2013年に買収したエルピーダメモリのDRAM技術を活かしてサムスン電子、SKハイニックスとトップシェアを競うまで成長したマイクロン。今後の開発方針について、マイクロンの日本法人であり、日本唯一のDRAM量産工場を構えるマイクロンメモリジャパン(MMJ)の野坂耕太代表取締役は、「半導体材料の80%は日本製を使用している。広島からイノベーションを生み出していきたい」と話す。

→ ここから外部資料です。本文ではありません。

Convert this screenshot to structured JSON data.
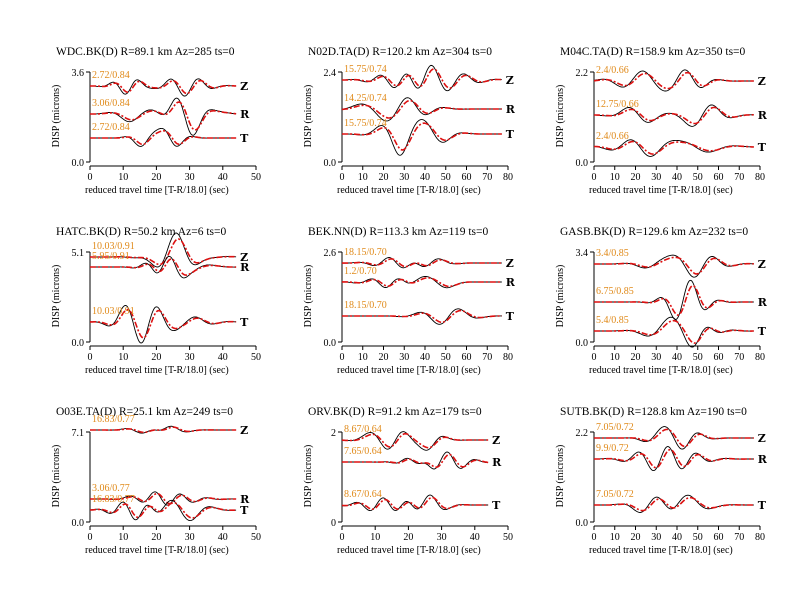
{
  "chart_data": [
    {
      "type": "line",
      "title": "WDC.BK(D) R=89.1 km Az=285 ts=0",
      "xlabel": "reduced travel time [T-R/18.0] (sec)",
      "ylabel": "DISP (microns)",
      "xlim": [
        0,
        50
      ],
      "xticks": [
        0,
        10,
        20,
        30,
        40,
        50
      ],
      "ylim_labels": [
        "0.0",
        "3.6"
      ],
      "traces": [
        {
          "comp": "Z",
          "annotation": "2.72/0.84"
        },
        {
          "comp": "R",
          "annotation": "3.06/0.84"
        },
        {
          "comp": "T",
          "annotation": "2.72/0.84"
        }
      ]
    },
    {
      "type": "line",
      "title": "N02D.TA(D) R=120.2 km Az=304 ts=0",
      "xlabel": "reduced travel time [T-R/18.0] (sec)",
      "ylabel": "DISP (microns)",
      "xlim": [
        0,
        80
      ],
      "xticks": [
        0,
        10,
        20,
        30,
        40,
        50,
        60,
        70,
        80
      ],
      "ylim_labels": [
        "0.0",
        "2.4"
      ],
      "traces": [
        {
          "comp": "Z",
          "annotation": "15.75/0.74"
        },
        {
          "comp": "R",
          "annotation": "14.25/0.74"
        },
        {
          "comp": "T",
          "annotation": "15.75/0.74"
        }
      ]
    },
    {
      "type": "line",
      "title": "M04C.TA(D) R=158.9 km Az=350 ts=0",
      "xlabel": "reduced travel time [T-R/18.0] (sec)",
      "ylabel": "DISP (microns)",
      "xlim": [
        0,
        80
      ],
      "xticks": [
        0,
        10,
        20,
        30,
        40,
        50,
        60,
        70,
        80
      ],
      "ylim_labels": [
        "0.0",
        "2.2"
      ],
      "traces": [
        {
          "comp": "Z",
          "annotation": "2.4/0.66"
        },
        {
          "comp": "R",
          "annotation": "12.75/0.66"
        },
        {
          "comp": "T",
          "annotation": "2.4/0.66"
        }
      ]
    },
    {
      "type": "line",
      "title": "HATC.BK(D) R=50.2 km Az=6 ts=0",
      "xlabel": "reduced travel time [T-R/18.0] (sec)",
      "ylabel": "DISP (microns)",
      "xlim": [
        0,
        50
      ],
      "xticks": [
        0,
        10,
        20,
        30,
        40,
        50
      ],
      "ylim_labels": [
        "0.0",
        "5.1"
      ],
      "traces": [
        {
          "comp": "Z",
          "annotation": "10.03/0.91"
        },
        {
          "comp": "R",
          "annotation": "5.95/0.91"
        },
        {
          "comp": "T",
          "annotation": "10.03/0.91"
        }
      ]
    },
    {
      "type": "line",
      "title": "BEK.NN(D) R=113.3 km Az=119 ts=0",
      "xlabel": "reduced travel time [T-R/18.0] (sec)",
      "ylabel": "DISP (microns)",
      "xlim": [
        0,
        80
      ],
      "xticks": [
        0,
        10,
        20,
        30,
        40,
        50,
        60,
        70,
        80
      ],
      "ylim_labels": [
        "0.0",
        "2.6"
      ],
      "traces": [
        {
          "comp": "Z",
          "annotation": "18.15/0.70"
        },
        {
          "comp": "R",
          "annotation": "1.2/0.70"
        },
        {
          "comp": "T",
          "annotation": "18.15/0.70"
        }
      ]
    },
    {
      "type": "line",
      "title": "GASB.BK(D) R=129.6 km Az=232 ts=0",
      "xlabel": "reduced travel time [T-R/18.0] (sec)",
      "ylabel": "DISP (microns)",
      "xlim": [
        0,
        80
      ],
      "xticks": [
        0,
        10,
        20,
        30,
        40,
        50,
        60,
        70,
        80
      ],
      "ylim_labels": [
        "0.0",
        "3.4"
      ],
      "traces": [
        {
          "comp": "Z",
          "annotation": "3.4/0.85"
        },
        {
          "comp": "R",
          "annotation": "6.75/0.85"
        },
        {
          "comp": "T",
          "annotation": "5.4/0.85"
        }
      ]
    },
    {
      "type": "line",
      "title": "O03E.TA(D) R=25.1 km Az=249 ts=0",
      "xlabel": "reduced travel time [T-R/18.0] (sec)",
      "ylabel": "DISP (microns)",
      "xlim": [
        0,
        50
      ],
      "xticks": [
        0,
        10,
        20,
        30,
        40,
        50
      ],
      "ylim_labels": [
        "0.0",
        "7.1"
      ],
      "traces": [
        {
          "comp": "Z",
          "annotation": "16.83/0.77"
        },
        {
          "comp": "R",
          "annotation": "3.06/0.77"
        },
        {
          "comp": "T",
          "annotation": "16.83/0.77"
        }
      ]
    },
    {
      "type": "line",
      "title": "ORV.BK(D) R=91.2 km Az=179 ts=0",
      "xlabel": "reduced travel time [T-R/18.0] (sec)",
      "ylabel": "DISP (microns)",
      "xlim": [
        0,
        50
      ],
      "xticks": [
        0,
        10,
        20,
        30,
        40,
        50
      ],
      "ylim_labels": [
        "0",
        "2"
      ],
      "traces": [
        {
          "comp": "Z",
          "annotation": "8.67/0.64"
        },
        {
          "comp": "R",
          "annotation": "7.65/0.64"
        },
        {
          "comp": "T",
          "annotation": "8.67/0.64"
        }
      ]
    },
    {
      "type": "line",
      "title": "SUTB.BK(D) R=128.8 km Az=190 ts=0",
      "xlabel": "reduced travel time [T-R/18.0] (sec)",
      "ylabel": "DISP (microns)",
      "xlim": [
        0,
        80
      ],
      "xticks": [
        0,
        10,
        20,
        30,
        40,
        50,
        60,
        70,
        80
      ],
      "ylim_labels": [
        "0.0",
        "2.2"
      ],
      "traces": [
        {
          "comp": "Z",
          "annotation": "7.05/0.72"
        },
        {
          "comp": "R",
          "annotation": "9.9/0.72"
        },
        {
          "comp": "T",
          "annotation": "7.05/0.72"
        }
      ]
    }
  ],
  "colors": {
    "observed": "#000000",
    "synthetic": "#dd1111",
    "annotation": "#e08a1a"
  }
}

MMJは業界で初めて、第6世代DRAMベースの1γ(ガンマ)品のサンプル出荷を行った。1α(アルファ)と1β(ベータ)DRAMの基盤上に、EUVリソグラフィと次世代高誘電率絶縁膜メタルゲート(HKMG)技術を活用して実現したもので、1β比で電力効率を20%、メモリ密度を30%以上向上している。AIやスマートフォン、自動車を含めて、クラウドからエッジデバイスまでの次期プラットフォームの強化につながるとする。

MMJでは、8個のHBM4(12層)をGPUと混載したAIパッケージの旺盛な需要への対応を急ぐが、実装するDRAM数は合計96個にもなる。これと同数のDRAMをGPUまわりに従来手法で配置するよりも、シリコン面積を大幅に削減できるのがAIパッケージの特徴だ。また、「CPUまわりにも何百個ものDRAMが使われ、データのやりとりをしているだけに、いかにメモリーの消費量が大きいかがわかる」という。

いまの1γ(ガンマ)DRAMは、HBMや半導体ストレージ(SSD)などに搭載されていく。着工した新クリーンルームではいちだんと高速化、大容量化、低消費電力化を図った次世代DRAMの量産に取り組む。現時点で稼働時期や量産規模、生産品目は明らかにしていない。

なお、日本政府が掲げる成長戦略において半導体産業は大きな柱だけに、経済産業省は海外半導体企業が日本に進出することを歓迎する。マイクロンのライバル企業であっても、「一般論として歓迎する」が、その企業から設備投資などに支援要請が合った場合は、「個別具体的に検討する」ことにしている。